(BFM Bourse) – The activist fund Bluebell Capital, known for running several campaigns against large global corporations such as Danone, Solvay or Glencore, has called for changes to Richemont’s board of directors. In particular, he proposed the candidacy of Francesco Trapani, former boss of the Italian jeweler Bulgari, who is one of the founders of Bluebell. Richemont expects his shareholders to reject the activist fund’s proposals.
The Swiss luxury giant Richemont, owner of the jewelry house Cartier, recommends its shareholders to vote against the candidate of the activist fund Bluebell Capital Partners at the convening of its general meeting published on Monday.
This activist fund, which became known through a dispute with the French food company Danone, the Belgian chemist Solvay and the British pharmaceutical giant GlaxoSmithKline or the Anglo-Swiss giant Glencore, had demanded changes to the board of Richemont.
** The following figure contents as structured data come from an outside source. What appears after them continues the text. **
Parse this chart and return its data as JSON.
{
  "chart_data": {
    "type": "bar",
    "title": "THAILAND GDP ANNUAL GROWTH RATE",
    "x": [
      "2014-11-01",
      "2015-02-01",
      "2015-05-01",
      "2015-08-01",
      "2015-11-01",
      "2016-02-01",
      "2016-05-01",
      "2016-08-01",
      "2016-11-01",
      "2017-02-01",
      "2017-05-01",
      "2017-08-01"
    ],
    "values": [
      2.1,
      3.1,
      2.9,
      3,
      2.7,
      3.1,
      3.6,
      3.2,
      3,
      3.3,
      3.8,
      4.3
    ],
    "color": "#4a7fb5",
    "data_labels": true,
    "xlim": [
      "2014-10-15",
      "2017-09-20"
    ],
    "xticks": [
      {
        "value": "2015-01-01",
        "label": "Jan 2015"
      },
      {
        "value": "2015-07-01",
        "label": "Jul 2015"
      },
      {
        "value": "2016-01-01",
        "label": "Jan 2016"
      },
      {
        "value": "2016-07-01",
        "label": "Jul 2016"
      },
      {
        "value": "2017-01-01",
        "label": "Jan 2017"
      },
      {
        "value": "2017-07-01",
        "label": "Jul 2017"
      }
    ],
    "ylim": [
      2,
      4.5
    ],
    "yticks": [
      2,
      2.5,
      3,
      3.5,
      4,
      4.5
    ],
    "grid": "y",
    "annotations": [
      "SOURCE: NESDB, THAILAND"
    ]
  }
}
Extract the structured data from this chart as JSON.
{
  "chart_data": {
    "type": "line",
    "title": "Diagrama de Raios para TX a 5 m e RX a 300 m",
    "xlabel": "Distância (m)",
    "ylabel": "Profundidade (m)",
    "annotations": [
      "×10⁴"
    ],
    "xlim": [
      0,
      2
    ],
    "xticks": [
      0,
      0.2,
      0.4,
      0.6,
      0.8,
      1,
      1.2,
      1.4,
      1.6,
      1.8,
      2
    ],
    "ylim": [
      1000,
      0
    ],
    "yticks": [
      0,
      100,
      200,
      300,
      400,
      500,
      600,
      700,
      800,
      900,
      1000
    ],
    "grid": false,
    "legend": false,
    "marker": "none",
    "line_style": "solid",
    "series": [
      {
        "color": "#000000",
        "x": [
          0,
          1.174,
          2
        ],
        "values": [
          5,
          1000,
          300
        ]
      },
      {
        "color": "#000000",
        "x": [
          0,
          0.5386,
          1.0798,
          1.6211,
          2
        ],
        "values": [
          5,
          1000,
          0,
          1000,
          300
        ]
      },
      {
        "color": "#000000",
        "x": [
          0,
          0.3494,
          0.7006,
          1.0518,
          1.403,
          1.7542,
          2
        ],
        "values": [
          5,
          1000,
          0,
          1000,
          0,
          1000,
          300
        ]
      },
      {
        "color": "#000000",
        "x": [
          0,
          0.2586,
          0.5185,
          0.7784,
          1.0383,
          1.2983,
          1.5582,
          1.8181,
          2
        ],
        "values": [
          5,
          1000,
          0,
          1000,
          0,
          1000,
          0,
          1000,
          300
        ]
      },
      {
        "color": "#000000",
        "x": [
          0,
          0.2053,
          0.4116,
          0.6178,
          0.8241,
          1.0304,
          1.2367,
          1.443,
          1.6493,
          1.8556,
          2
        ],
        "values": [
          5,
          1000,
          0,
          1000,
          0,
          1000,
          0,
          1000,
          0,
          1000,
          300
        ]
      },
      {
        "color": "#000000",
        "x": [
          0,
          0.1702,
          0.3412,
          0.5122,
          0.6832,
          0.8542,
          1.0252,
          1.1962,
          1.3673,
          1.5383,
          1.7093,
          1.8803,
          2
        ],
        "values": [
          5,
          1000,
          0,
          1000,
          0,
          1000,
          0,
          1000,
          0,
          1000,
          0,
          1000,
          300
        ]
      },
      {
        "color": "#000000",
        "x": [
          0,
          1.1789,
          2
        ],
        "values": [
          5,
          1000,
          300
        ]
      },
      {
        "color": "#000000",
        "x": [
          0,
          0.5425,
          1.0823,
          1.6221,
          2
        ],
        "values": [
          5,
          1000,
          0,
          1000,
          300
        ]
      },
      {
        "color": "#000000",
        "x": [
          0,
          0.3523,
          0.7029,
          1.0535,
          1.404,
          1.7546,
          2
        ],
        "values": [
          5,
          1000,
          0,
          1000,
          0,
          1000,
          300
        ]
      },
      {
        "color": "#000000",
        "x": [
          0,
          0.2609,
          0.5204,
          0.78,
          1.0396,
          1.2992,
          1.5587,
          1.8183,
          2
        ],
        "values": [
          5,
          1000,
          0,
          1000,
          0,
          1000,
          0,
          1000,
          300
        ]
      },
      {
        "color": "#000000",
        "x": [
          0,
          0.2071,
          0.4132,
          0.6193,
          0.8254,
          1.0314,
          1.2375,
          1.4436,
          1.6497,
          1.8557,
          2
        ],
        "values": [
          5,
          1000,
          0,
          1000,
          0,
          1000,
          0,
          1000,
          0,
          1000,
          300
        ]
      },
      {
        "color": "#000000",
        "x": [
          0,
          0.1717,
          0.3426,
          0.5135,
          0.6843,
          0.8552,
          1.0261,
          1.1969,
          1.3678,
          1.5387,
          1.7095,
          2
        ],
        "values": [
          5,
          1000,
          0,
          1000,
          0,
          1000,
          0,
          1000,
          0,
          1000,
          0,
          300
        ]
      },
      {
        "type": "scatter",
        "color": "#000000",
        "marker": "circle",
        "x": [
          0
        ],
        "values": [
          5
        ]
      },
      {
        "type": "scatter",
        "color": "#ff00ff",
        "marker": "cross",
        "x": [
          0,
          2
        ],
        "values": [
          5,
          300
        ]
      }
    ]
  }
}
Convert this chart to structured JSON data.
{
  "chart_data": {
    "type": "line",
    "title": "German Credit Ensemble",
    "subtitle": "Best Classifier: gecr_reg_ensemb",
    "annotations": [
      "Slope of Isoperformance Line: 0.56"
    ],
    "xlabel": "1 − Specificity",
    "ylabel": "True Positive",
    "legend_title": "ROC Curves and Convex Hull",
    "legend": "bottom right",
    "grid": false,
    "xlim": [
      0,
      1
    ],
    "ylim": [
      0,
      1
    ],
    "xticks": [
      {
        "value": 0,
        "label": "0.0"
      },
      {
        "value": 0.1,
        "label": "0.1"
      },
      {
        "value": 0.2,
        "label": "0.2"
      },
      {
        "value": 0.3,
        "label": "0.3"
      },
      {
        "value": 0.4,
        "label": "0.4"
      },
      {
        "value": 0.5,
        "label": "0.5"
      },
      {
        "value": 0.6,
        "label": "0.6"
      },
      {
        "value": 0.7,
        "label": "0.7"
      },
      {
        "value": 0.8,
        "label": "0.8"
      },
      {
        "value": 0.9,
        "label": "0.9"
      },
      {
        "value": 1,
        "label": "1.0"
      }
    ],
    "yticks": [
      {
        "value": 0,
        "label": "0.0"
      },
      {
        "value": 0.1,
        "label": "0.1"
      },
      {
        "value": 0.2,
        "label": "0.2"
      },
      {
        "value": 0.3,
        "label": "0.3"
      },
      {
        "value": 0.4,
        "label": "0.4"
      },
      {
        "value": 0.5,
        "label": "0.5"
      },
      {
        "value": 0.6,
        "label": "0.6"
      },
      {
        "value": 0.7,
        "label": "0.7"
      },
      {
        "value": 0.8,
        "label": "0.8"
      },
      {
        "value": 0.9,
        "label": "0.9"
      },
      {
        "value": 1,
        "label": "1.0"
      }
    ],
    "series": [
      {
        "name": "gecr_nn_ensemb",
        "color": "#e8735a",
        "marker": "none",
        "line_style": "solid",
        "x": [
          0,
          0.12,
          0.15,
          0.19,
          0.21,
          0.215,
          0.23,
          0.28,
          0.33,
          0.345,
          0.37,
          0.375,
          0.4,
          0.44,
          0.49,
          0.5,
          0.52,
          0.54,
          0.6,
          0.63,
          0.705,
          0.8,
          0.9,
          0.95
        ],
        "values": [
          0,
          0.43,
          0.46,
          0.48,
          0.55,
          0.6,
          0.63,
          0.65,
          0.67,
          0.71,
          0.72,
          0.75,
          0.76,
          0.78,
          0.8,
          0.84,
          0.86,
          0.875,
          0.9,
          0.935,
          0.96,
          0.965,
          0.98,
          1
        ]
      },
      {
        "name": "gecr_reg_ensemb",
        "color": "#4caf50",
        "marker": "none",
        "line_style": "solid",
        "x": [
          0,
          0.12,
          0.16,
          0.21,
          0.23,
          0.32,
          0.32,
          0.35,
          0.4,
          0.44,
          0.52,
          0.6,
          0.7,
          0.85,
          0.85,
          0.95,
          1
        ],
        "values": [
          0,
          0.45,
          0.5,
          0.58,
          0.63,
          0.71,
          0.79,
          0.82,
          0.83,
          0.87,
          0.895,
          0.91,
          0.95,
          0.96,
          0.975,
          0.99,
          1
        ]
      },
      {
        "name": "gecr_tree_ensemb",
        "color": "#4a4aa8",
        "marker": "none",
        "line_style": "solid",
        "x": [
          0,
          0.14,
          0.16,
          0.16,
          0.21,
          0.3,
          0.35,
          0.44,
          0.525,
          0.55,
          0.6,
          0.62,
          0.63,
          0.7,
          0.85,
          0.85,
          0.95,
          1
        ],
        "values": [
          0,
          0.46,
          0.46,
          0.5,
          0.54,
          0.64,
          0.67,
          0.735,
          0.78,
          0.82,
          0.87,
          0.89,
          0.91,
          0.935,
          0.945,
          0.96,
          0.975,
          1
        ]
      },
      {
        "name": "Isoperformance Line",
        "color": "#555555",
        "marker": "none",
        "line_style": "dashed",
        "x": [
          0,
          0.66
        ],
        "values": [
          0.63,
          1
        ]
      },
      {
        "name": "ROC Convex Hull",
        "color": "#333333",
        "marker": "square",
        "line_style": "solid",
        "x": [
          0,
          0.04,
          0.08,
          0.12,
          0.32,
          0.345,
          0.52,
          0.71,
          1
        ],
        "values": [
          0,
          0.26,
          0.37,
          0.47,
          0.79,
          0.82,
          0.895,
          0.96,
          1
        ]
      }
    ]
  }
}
These financial players take minority stakes in the capital of publicly traded companies that are said to be poorly managed in order to flex their strategy in hopes of realizing significant capital gains.
A constitutional revision
Among Blubell Capital’s demands, he had requested that Francesco Trapani, former boss of the Italian jeweler Bulgari, be elected as representative of the holders of type A shares. In his convocation, Richemont proposed that Wendy Luhabe, who has been a director since 2020, to elect these types of shareholders as representatives.
The group, which generates half of its sales from jewelry but is also active in watchmaking, fashion and accessories with brands such as Chloé and Montblanc pens, also recommended rejecting the activist’s other proposals.
In particular, Bluebell had called for its articles of association to be amended to increase the number of directors representing A-share holders to three, and regretted the fact that they are not represented on the board.
A former Bulgari on the board?
Richemont stocks fall into two categories. A shares are those listed on the stock exchange. The B shares are held by Compagnie Financière Rupert, which takes its name from the group’s founding family, who are known to have had tobacco fortunes in South Africa before diversifying into the luxury sector. These are not listed.
The activist fund had castigated the disparity between the A shares, which represent 90.1% of the economic shares in the company, and the B shares, which hold 50% of the voting rights with only 9.1% of the capital.
Bluebell had proposed the candidacy of Mr. Trapani, one of the founders of the Activist Fund, citing his experience in the jewelry field. Mr. Trapani, great-grandson of Bulgari’s founder, had also headed LVMH’s jewelry and watch division from 2011 to 2014, following the acquisition of that Italian house by the French luxury giant. He remained an advisor to Bernard Arnault until 2016.
He also sat on the board of directors of American jeweler Tiffany & Co from 2017 to 2019 before being acquired by LVMH, one of Richemont’s biggest competitors.